Née de la division de la péninsule à la suite de la défaite japonaise en 1945, la Corée du Sud dépend des Etats-Unis pour sa sécurité et désormais de la Chine pour son économie : les échanges entre les deux pays sont plus importants que ceux cumulés avec les Etats-Unis, le Japon et l’Europe. La récente nomination d’un ancien général et ministre de la défense, Kim Jang-soo, bien introduit auprès des militaires chinois, comme ambassadeur de Corée du Sud à Pékin, témoigne de l’importance qu’accorde Séoul à de bons rapports avec son grand voisin dans le domaine de la sécurité.
Négationnisme
Compliquant l’équation diplomatique pour la Corée du Sud, les relations avec le Japon sont des plus froides. La détérioration des liens entre ses deux grands alliés en Asie n’aide pas Washington à contrer l’influence de la Chine dans la région. Et Séoul est confronté à une situation délicate : ne pas irriter davantage Washington sans paraître céder au Japon. Depuis l’arrivée au pouvoir du premier ministre, Shinzo Abe, en 2012, le négationnisme affiché dont il fait preuve sur la question des « femmes de réconfort » (euphémisme pour désigner les 200 000 Asiatiques, en majorité coréennes, contraintes à se prostituer pour l’armée nippone) a renforcé le ressentiment des Coréens à l’égard de leur ancien colonisateur. Excepté un bref échange à l’occasion des funérailles de l’ex-premier ministre singapourien, Lee Kuan Yew, la présidente sud-coréenne, Park Geun-hye, et Shinzo Abe, n’ont eu aucun entretien bilatéral en trois ans. La rencontre, fin mars à Séoul, des ministres des affaires étrangères chinois, coréens et japonais n’a guère porté de fruits – sinon le rappel par les deux premiers du devoir du Japon d’« affronter honnêtement son histoire ».
Irrité, Washington semble renvoyer dos-à-dos Coréens et Japonais sur la question des différends historiques. « Les sentiments nationalistes peuvent être aisément exploités et il est facile pour un dirigeant politique de susciter des applaudissements en vilipendant un ancien ennemi… Nous n’avons pas à regarder bien loin pour trouver un exemple d’un pays prisonnier de son histoire », a récemment déclaré Wendy Sherman, directrice politique du département d’Etat américain. La remarque a été mal prise par la Corée du Sud, qui s’est sentie visée. Le discours de Shinzo Abe le 29 avril devant le Congrès américain, dans lequel il s’efforcera de se concilier l’opinion américaine en mettant un bémol à son négationnisme, est attendu avec scepticisme à Séoul. « Abe a perdu toute crédibilité auprès des Coréens : quoi qu’il dise, il ne sera pas cru.

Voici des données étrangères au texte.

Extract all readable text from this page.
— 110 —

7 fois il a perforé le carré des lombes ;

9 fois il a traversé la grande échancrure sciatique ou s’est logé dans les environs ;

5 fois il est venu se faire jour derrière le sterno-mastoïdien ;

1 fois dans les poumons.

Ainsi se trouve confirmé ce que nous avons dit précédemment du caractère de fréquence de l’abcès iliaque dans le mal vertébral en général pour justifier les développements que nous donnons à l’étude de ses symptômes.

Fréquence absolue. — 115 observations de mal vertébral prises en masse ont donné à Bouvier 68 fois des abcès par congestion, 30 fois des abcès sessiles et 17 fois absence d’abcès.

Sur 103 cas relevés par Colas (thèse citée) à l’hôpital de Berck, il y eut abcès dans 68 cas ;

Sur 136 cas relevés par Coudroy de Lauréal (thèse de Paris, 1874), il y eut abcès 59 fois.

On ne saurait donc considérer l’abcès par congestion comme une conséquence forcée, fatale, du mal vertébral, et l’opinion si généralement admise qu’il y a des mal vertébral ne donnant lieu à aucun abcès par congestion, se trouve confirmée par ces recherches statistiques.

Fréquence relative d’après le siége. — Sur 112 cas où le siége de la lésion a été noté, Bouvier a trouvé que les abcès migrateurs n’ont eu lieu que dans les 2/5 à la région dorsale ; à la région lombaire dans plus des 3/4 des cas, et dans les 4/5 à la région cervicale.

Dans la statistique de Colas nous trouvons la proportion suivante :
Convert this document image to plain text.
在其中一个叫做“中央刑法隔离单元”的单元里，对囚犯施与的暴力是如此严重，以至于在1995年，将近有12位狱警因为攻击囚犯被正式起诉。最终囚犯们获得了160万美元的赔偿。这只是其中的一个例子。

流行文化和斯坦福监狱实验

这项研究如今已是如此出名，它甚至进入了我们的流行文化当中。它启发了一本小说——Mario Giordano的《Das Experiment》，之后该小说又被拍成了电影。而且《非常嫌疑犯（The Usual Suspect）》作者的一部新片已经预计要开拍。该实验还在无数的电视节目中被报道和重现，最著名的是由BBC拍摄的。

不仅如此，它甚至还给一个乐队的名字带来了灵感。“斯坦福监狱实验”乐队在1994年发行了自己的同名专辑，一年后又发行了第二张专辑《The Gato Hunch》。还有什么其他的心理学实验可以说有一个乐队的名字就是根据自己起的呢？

Il s’excusera suffisamment pour satisfaire les Américains mais certainement pas les Asiatiques », estime le politologue Moon Chung-in, de l’université Yonsei, à Séoul. La Corée du Sud peut d’autant moins se satisfaire de déclarations lénifiantes de M. Abe sur le passé que, jusqu’à présent, elle fait front avec la Chine pour dénoncer le négationnisme japonais. Toute flexibilité soudaine de sa part serait mal perçue à Pékin. Une partie de l’opinion sud-coréenne estime cependant qu’isoler le Japon favorise la droite dans l’Archipel. Autre dilemme pour Mme Park.